Si spera, ad esempio, nel nuovo vaccino contro la malaria, ma soprattutto che il suo arrivo sia accompagnato da una maggiore stabilità politica. Oggi l’intervento del Cuamm in Sud Sudan interessa complessivamente 11 contee, con 135 strutture sanitarie periferiche e 5 ospedali. Contro la malaria, a partire da luglio dello scorso anno, l’Ong con base a Padova ha avviato un progetto specifico che interessa lo Stato di Amadi per 180mila beneficiari indiretti. «Nel nostro piccolo quello che abbiamo fatto in 10 anni si vede – sottolinea ancora il dottor Pisani –. L’etnia maggioritaria è quella dei dinka: con loro non puoi bluffare, sono molto esigenti e un po’ diffidenti. Capiscono se tu hai voglia di camminare con loro e in questo caso si mettono a disposizione, ma se arrivano a pensare che tu abbia altri interessi allora è la fine, è solo guerra e conflitto quotidiano. È un popolo di pastori duri, abituato a difficili condizioni ambientali, è complicato prevedere come si adatteranno a un Paese riconciliato».

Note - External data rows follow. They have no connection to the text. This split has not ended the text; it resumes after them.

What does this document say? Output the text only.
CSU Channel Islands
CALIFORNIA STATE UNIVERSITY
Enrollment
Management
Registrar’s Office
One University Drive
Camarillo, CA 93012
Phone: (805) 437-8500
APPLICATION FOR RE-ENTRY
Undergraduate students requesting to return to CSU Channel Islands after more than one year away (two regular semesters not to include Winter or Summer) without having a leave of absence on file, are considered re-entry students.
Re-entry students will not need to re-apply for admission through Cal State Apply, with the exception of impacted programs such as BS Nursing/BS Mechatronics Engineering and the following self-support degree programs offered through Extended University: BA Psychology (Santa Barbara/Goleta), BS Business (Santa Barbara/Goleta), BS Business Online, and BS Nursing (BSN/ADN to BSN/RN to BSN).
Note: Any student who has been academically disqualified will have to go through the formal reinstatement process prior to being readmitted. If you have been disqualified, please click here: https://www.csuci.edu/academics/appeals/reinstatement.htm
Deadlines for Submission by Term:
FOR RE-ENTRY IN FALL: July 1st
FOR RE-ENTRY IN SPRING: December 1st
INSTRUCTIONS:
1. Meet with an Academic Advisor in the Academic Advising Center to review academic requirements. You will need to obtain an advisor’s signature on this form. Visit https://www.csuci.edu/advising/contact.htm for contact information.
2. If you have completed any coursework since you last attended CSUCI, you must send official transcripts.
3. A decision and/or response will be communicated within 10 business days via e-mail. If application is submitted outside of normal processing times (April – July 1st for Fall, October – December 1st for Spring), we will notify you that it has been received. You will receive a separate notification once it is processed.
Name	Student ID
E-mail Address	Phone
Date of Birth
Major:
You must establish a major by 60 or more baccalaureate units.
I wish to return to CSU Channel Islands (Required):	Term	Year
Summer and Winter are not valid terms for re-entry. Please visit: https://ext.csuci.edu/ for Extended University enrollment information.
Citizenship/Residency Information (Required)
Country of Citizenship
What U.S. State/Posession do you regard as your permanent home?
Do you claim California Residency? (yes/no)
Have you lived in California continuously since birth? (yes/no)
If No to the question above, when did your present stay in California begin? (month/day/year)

Nell’aprile 2019, in Vaticano, papa Francesco si inginocchiò davanti ai leader del Sud Sudan, esortandoli a un forte impegno verso la pace ed esprimendo il desiderio di una sua possibile visita nel Paese, «come segno di vicinanza alla popolazione e di incoraggiamento al processo di pace». Un gesto che don dante Carraro, direttore del Cuamm, non esitò a definire «sconvolgente e rivoluzionario» rispetto alla logica della violenza e del sopruso che per anni hanno bloccato un Paese intero.